PS版に採用されている大きな違いは、発売元となったスパイク・チュンソフトのキャラのアバターでプレイできることだろう。シレンやモノクマなどがダンジョンをうろちょろする様は必見。また、ダンガンロンパとグルーヴコースター3の楽曲が収録されており気分を変えてプレイすることも可能。好きな音楽でプレイするのもまた一興だろう。逆に痛いのはカスタムサウンドトラックが無いこと。オリジナル版には普通に採用されているのがちょいと悲しいところだ。
コンシューマから少し遅れて出たiOS版であるが、むしろこれが完全形だったんじゃないの?とまで疑わしくなるほどの充実ぶり。iTunesを使ったカスタムサウンドトラックを実現させ、PS版に搭載されていた要素は全て据え置き。果ては値段まで安い(600円、ちなみにPS版はクロスバイで2機種買えるにしても1,800円+税とそれなりの値段)と大盤振る舞いである。

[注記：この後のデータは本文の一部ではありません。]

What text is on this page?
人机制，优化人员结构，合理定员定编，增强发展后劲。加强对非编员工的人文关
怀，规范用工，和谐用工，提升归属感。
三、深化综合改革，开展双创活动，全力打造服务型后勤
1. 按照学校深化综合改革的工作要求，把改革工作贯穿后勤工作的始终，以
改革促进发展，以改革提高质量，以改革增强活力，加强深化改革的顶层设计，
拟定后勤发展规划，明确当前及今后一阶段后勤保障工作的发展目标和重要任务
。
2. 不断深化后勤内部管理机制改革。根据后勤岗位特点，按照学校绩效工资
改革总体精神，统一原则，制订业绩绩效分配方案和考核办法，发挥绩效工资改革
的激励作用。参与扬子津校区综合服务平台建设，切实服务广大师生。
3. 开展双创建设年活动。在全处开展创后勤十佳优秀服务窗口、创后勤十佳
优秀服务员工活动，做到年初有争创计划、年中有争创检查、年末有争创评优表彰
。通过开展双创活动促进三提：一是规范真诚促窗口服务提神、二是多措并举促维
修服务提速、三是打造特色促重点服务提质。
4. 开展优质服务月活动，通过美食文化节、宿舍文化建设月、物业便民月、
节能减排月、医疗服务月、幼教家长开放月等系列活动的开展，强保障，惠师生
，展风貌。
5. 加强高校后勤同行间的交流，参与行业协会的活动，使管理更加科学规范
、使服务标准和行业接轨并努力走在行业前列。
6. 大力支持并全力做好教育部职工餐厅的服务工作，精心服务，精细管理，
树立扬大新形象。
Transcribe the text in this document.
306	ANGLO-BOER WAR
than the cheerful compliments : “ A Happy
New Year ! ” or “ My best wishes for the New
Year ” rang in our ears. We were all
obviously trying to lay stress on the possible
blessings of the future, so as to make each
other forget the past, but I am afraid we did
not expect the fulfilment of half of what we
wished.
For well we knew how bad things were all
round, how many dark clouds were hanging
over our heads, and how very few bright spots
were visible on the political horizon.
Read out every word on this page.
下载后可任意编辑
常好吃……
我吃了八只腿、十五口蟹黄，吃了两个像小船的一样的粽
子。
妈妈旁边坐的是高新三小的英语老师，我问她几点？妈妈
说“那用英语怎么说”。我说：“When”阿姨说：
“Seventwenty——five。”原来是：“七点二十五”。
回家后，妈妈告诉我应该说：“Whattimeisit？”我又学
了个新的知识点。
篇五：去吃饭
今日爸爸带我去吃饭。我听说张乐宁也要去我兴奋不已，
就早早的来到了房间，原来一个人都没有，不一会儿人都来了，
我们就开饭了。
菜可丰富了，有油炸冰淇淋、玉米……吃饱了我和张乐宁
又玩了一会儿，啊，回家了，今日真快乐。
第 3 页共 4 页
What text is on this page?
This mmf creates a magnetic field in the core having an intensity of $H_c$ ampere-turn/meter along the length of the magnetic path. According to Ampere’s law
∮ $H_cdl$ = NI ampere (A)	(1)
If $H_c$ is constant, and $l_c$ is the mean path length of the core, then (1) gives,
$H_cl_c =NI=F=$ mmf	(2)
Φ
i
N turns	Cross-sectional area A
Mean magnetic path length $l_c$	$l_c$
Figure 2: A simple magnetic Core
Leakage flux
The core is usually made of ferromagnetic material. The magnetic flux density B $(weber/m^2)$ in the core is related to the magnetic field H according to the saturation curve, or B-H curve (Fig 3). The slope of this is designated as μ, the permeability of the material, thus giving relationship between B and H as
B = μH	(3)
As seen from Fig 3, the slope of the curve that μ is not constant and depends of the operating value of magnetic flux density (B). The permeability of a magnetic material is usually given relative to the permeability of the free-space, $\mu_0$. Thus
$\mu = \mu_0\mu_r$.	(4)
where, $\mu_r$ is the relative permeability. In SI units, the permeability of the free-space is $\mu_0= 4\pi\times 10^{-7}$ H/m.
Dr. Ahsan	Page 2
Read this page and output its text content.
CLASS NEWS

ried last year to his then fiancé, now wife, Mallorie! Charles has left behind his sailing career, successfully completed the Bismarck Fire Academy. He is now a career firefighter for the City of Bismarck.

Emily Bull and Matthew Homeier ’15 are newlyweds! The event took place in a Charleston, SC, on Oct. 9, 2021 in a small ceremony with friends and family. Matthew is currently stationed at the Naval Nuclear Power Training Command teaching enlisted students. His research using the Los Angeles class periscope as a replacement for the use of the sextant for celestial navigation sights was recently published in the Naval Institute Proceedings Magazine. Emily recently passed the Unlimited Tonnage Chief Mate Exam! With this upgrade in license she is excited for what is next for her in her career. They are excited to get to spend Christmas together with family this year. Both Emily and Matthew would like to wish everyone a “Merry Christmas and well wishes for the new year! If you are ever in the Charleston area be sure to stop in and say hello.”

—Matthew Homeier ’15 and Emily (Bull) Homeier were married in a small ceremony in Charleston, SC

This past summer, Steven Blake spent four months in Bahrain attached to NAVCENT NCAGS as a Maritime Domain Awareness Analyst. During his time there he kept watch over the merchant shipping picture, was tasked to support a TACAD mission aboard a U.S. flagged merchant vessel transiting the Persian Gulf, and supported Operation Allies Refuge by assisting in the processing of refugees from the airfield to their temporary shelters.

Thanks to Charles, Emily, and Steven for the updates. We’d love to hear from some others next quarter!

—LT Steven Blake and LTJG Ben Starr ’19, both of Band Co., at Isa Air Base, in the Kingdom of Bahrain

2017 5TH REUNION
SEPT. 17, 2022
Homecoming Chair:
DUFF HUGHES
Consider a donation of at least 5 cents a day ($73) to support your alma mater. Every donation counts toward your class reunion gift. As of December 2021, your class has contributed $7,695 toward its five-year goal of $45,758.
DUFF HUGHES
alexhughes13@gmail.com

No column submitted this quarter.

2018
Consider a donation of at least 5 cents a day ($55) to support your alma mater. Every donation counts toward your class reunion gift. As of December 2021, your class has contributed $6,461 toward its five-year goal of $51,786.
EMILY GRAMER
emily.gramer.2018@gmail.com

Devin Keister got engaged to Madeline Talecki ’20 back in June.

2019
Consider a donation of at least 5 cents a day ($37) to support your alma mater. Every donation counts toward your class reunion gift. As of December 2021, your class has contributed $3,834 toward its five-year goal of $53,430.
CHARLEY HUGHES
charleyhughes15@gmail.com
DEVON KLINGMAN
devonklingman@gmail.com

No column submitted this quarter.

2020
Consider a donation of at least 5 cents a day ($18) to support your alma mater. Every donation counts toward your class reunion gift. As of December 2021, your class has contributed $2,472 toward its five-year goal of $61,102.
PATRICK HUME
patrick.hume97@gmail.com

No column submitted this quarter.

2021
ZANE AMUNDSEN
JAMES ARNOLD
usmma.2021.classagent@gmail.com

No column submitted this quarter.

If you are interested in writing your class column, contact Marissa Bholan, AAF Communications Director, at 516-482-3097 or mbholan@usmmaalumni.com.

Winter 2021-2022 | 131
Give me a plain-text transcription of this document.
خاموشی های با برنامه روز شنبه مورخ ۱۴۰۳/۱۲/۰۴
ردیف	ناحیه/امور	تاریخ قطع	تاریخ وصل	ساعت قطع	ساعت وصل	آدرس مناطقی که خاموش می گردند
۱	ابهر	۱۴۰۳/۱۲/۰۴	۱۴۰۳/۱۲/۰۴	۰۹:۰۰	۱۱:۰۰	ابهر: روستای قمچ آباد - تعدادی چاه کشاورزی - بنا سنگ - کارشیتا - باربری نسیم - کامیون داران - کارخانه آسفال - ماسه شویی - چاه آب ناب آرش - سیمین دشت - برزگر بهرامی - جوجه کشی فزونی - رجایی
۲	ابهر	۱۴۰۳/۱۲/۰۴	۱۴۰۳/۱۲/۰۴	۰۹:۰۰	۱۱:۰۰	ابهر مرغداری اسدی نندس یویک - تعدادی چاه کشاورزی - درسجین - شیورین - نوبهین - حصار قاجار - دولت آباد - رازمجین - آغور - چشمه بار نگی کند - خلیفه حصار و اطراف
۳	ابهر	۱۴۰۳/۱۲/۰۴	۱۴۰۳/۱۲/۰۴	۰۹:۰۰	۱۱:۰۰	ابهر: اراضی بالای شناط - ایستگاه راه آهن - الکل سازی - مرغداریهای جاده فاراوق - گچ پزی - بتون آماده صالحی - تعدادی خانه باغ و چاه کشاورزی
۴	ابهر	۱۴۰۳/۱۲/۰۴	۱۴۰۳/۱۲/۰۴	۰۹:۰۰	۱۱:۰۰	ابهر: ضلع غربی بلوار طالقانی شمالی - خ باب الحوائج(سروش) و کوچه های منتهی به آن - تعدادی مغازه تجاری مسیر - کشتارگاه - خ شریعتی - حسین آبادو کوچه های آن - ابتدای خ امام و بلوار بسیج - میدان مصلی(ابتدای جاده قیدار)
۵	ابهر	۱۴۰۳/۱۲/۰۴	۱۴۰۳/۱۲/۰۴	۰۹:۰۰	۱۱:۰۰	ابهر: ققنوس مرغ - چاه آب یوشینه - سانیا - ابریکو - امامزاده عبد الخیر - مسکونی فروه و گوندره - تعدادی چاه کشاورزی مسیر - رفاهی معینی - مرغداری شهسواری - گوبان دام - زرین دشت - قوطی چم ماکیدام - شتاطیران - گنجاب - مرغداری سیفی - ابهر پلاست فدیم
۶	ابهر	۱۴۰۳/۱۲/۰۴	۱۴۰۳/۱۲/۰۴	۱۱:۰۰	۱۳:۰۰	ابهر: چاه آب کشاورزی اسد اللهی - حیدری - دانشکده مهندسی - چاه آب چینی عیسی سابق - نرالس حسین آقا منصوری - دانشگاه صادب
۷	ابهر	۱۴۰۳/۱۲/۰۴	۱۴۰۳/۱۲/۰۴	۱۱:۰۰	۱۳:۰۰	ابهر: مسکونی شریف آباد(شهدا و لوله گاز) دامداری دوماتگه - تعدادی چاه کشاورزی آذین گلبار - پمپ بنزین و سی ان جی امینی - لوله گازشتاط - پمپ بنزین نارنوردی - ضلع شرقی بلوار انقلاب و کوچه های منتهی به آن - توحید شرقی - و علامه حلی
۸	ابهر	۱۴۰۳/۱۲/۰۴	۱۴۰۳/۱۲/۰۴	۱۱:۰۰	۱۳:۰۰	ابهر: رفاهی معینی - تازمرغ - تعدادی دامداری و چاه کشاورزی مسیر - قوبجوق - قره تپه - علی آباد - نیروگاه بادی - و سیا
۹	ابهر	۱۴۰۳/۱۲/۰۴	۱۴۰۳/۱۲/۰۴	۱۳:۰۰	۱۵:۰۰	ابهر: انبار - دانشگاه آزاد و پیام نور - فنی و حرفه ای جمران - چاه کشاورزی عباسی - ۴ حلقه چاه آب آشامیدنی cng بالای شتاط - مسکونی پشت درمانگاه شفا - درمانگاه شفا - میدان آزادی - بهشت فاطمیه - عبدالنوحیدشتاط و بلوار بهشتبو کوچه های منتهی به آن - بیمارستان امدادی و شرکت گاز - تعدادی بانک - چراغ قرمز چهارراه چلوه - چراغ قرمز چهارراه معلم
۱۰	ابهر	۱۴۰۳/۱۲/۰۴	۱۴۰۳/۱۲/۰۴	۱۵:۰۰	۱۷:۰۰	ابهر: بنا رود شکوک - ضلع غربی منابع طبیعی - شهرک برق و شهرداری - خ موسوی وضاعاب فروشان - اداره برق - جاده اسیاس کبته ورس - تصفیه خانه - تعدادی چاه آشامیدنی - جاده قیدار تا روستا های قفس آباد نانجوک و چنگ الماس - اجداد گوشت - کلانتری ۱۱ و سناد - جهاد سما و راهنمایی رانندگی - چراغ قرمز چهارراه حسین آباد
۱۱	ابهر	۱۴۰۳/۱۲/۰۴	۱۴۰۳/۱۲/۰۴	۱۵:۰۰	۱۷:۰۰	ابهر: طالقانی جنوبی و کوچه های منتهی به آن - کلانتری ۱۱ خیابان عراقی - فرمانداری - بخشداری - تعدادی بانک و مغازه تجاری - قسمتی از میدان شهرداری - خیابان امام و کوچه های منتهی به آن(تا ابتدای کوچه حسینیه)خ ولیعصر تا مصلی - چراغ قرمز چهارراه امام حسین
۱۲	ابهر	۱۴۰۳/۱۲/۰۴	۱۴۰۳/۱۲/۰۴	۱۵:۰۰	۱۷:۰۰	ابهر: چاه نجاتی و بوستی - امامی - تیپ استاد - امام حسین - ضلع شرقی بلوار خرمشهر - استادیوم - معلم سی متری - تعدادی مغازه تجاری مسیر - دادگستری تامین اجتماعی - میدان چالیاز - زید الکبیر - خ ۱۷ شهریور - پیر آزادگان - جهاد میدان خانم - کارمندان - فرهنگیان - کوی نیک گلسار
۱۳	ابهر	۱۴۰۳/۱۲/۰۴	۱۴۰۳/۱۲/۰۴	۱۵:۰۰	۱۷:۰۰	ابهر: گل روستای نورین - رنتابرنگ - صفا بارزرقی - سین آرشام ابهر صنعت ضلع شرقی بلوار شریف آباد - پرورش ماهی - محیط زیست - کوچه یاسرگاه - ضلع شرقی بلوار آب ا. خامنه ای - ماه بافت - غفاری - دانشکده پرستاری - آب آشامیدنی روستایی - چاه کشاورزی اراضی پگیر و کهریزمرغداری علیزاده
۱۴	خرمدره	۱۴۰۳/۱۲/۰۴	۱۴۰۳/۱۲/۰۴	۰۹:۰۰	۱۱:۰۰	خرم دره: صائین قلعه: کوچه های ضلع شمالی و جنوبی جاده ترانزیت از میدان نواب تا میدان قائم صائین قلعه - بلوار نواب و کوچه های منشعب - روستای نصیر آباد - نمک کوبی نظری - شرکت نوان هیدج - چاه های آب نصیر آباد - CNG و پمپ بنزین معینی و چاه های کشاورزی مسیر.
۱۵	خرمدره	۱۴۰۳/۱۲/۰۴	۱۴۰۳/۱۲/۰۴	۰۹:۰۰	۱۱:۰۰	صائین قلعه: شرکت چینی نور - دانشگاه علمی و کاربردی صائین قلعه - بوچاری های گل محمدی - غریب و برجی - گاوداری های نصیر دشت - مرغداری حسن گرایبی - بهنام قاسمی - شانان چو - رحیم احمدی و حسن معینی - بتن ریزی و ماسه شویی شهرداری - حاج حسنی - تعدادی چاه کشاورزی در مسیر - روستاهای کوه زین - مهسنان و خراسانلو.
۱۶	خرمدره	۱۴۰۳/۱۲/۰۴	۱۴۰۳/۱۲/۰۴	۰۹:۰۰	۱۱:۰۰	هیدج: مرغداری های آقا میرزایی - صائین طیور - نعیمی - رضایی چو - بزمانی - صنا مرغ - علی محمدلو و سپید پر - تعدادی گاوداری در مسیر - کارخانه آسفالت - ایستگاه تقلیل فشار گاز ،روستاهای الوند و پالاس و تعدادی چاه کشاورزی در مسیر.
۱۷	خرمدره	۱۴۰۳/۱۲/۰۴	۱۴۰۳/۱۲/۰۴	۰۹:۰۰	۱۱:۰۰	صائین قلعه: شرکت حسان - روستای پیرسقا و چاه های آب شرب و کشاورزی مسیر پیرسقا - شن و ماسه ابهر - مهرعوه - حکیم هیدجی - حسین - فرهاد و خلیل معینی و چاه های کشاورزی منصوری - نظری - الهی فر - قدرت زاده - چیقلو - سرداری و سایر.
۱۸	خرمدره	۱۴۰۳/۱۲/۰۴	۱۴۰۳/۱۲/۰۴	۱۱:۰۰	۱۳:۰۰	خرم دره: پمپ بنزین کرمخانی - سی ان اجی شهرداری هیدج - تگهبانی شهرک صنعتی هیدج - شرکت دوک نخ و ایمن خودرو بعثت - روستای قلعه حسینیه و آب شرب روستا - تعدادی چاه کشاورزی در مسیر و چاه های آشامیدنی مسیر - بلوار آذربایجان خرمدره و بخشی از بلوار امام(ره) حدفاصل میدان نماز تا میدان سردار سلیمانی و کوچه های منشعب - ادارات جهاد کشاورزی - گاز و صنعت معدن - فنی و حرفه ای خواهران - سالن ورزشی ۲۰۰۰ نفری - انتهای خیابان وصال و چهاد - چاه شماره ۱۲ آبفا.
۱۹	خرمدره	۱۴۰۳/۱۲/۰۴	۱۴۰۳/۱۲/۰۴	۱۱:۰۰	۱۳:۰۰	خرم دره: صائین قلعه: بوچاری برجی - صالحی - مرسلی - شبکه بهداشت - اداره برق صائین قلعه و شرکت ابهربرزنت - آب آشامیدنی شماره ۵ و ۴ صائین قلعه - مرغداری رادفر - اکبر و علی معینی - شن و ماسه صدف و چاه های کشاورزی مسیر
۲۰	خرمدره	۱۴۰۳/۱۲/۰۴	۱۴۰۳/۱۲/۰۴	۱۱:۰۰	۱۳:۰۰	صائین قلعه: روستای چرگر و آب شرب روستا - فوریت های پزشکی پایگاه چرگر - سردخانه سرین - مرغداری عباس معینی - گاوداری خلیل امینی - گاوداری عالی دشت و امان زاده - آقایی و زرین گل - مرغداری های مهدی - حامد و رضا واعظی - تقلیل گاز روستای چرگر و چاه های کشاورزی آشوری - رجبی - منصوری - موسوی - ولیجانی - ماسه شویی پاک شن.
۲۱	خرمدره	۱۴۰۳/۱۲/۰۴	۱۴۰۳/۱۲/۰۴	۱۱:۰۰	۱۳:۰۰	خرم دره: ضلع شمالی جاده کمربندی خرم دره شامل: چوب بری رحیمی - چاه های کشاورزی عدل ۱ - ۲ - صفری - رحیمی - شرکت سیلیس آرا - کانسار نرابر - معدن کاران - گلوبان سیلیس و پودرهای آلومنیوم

自分がVITA版を選択したのは「それしかハードを持ち合わせてなかった」ということもあるが「ボタンで操作したかった」、と言うのもある。しかし安価で大盤振る舞いのiOS版の存在を考えるとそんな熱心にPS版を推すか? という気分にもなってしまう。またオリジナル版の方が気になるという人もいるだろう。とどのつまり悩んでるなら「全部買え」と言うのが正しい選択なのかもしれない。あっでも快適にいつでもどこでもプレイしたいというならVITA版、結構おススメです。